As 2017 came to a close, I couldn’t help but feel reflective.
The year was filled with a lot of hard things, of course. Fires have ravaged California, scorching the earth all around where I live. Hurricanes decimated Puerto Rico, flooded Houston, and terrified Florida. The Arctic National Wildlife Refuge has been opened to drilling. The Sacred Stone Camp at Standing Rock was torn down. President Trump reduced Bears Ears National Monument by 90%.
And yet, all around me I still see hope. My boyfriend now eats very little meat, and checks the Seafood Watch app every time he buys seafood. A couple of my friends are going zero waste this year. My neighbor is building a garden on his roof. I finally have compost up and running.
I saw the fruits (no pun intended) of incredible reforestation projects in Costa Rica. I participated in a beach clean up in California that cleared away over half a million tons of trash from the coast. I spoke with committed activists in Kaua’i working to stop the spraying of poisonous chemicals by the biotech industry. I saw fresh snow fall in my home state of Iowa, after months of seeing nothing but dry earth. I met with members of the Meskwaki Nation, who have miraculously preserved their traditional corn varieties – protecting our future food security by keeping alive thousands of years of evolution.
And on those days when it does feels dark, I go to the places that hold all my imagination—all my hope, all my dreams. Nestled away, these little corners of the wilderness are steps on the ladder out of sadness, out of frustration, out of grief.

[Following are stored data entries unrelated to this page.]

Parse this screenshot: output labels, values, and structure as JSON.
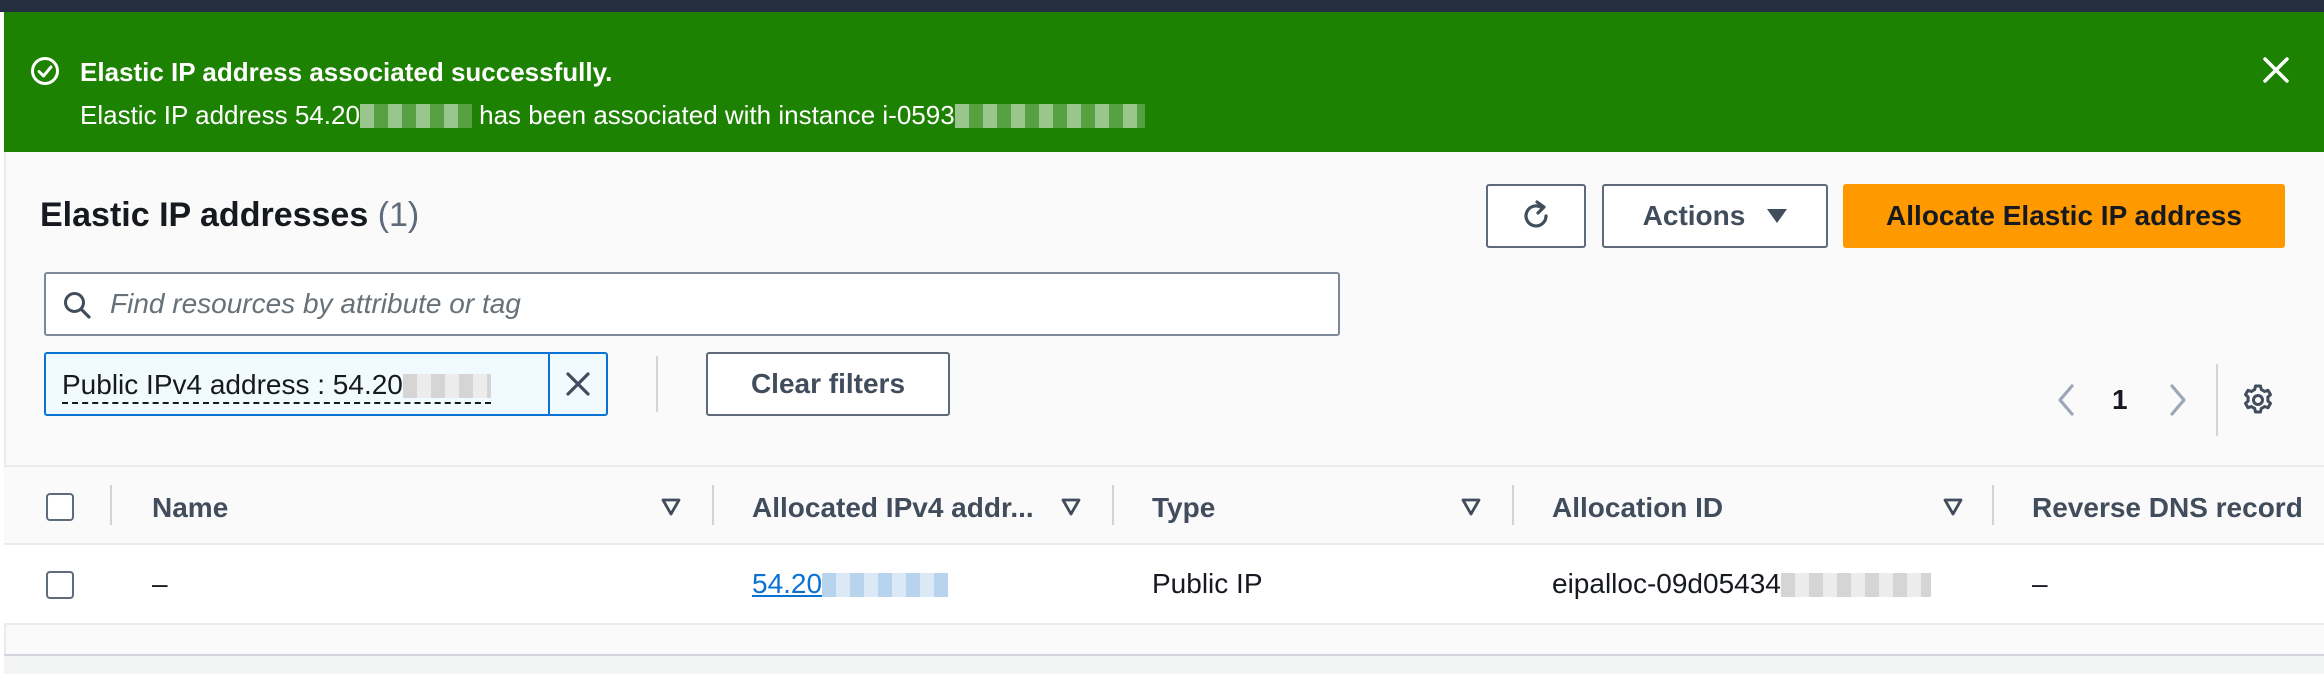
{
  "flash": {
    "title": "Elastic IP address associated successfully.",
    "message_prefix": "Elastic IP address 54.20",
    "message_middle": "has been associated with instance i-0593",
    "icon": "check-circle-icon",
    "color": "#1d8102"
  },
  "header": {
    "title": "Elastic IP addresses",
    "count": "(1)",
    "actions_label": "Actions",
    "allocate_label": "Allocate Elastic IP address",
    "accent_color": "#ff9900"
  },
  "search": {
    "placeholder": "Find resources by attribute or tag",
    "value": ""
  },
  "filter": {
    "token_label": "Public IPv4 address : 54.20",
    "clear_label": "Clear filters"
  },
  "pagination": {
    "current_page": "1"
  },
  "table": {
    "columns": [
      "Name",
      "Allocated IPv4 addr...",
      "Type",
      "Allocation ID",
      "Reverse DNS record"
    ],
    "rows": [
      {
        "name": "–",
        "ip": "54.20",
        "type": "Public IP",
        "allocation_id": "eipalloc-09d05434",
        "reverse_dns": "–"
      }
    ]
  }
}
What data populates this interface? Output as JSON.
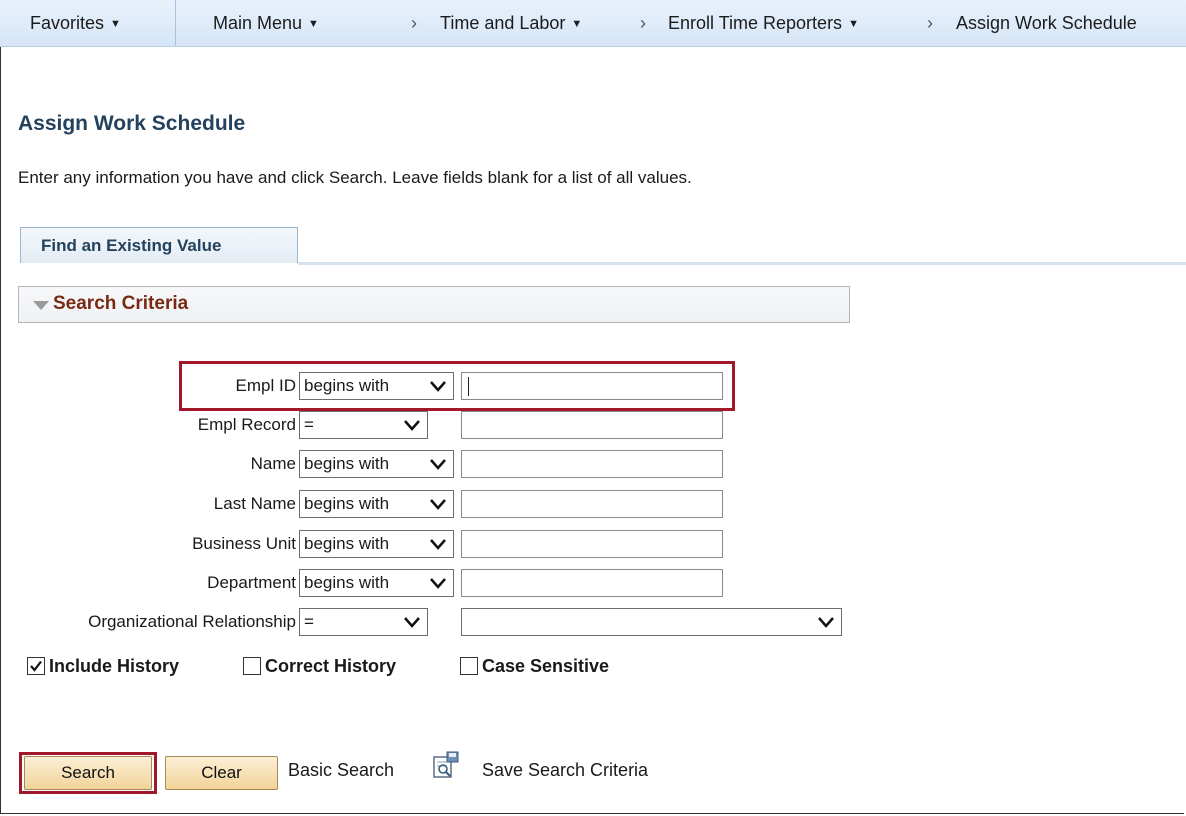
{
  "nav": {
    "favorites": "Favorites",
    "main_menu": "Main Menu",
    "breadcrumbs": [
      "Time and Labor",
      "Enroll Time Reporters",
      "Assign Work Schedule"
    ]
  },
  "page": {
    "title": "Assign Work Schedule",
    "instructions": "Enter any information you have and click Search. Leave fields blank for a list of all values."
  },
  "tab": {
    "label": "Find an Existing Value"
  },
  "criteria": {
    "title": "Search Criteria"
  },
  "fields": {
    "empl_id": {
      "label": "Empl ID",
      "operator": "begins with",
      "value": ""
    },
    "empl_record": {
      "label": "Empl Record",
      "operator": "=",
      "value": ""
    },
    "name": {
      "label": "Name",
      "operator": "begins with",
      "value": ""
    },
    "last_name": {
      "label": "Last Name",
      "operator": "begins with",
      "value": ""
    },
    "business_unit": {
      "label": "Business Unit",
      "operator": "begins with",
      "value": ""
    },
    "department": {
      "label": "Department",
      "operator": "begins with",
      "value": ""
    },
    "org_relationship": {
      "label": "Organizational Relationship",
      "operator": "=",
      "value": ""
    }
  },
  "checkboxes": {
    "include_history": {
      "label": "Include History",
      "checked": true
    },
    "correct_history": {
      "label": "Correct History",
      "checked": false
    },
    "case_sensitive": {
      "label": "Case Sensitive",
      "checked": false
    }
  },
  "actions": {
    "search": "Search",
    "clear": "Clear",
    "basic_search": "Basic Search",
    "save_search": "Save Search Criteria"
  },
  "colors": {
    "highlight": "#a3172a",
    "title": "#23425d",
    "criteria_title": "#7a2a12"
  }
}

They are the seeds of hope that keep me (and I think all environmentalists) going when the going gets tough.
There is a wisdom in nature that I can’t find in our modern cities (except for maybe in the eyes of a grandmother)… something I can only go home to in the green spaces still thriving beneath azure skies, in blue rivers that still run clean, in leaves that fill the air with the kind of freshness you have to seek out these days.
I find it in strips of white sand. In forest canopies shimmering bright green after a gentle rain. I find it in soft soil—the kind that smells like new life, like change, like the promise of what is to come.
You can touch it in the tangles of jungle roots and thick vines. See it in rainbows around secret corners—within clear tide pools and on the gentle curve of smooth stones along the sea. In the shine of the full moon, and in young kids.
I think maybe it is love? Certainly, it is the ability to overcome all odds. A relentless insistence on beauty, on the melting back and growing forth of life from the same miraculous source. I love these places—the wild ones—where everything feels as it should.
With all that we know today, we still can’t say with certainty where we came from—what kind of cosmic collision or brilliant spark brought all of us into being on this green planet of the gods.
And yet, we get this chance to witness heaven in the universe. Heaven, which for all our searching and striving among the stars, has perhaps been within us and (certainly around us) all along.
I don’t know what 2018 has in store, but I know that as long as there are places on the planet worth celebrating and protecting, there will be people throwing their all into the job of doing so. And for that, I’m incredibly grateful.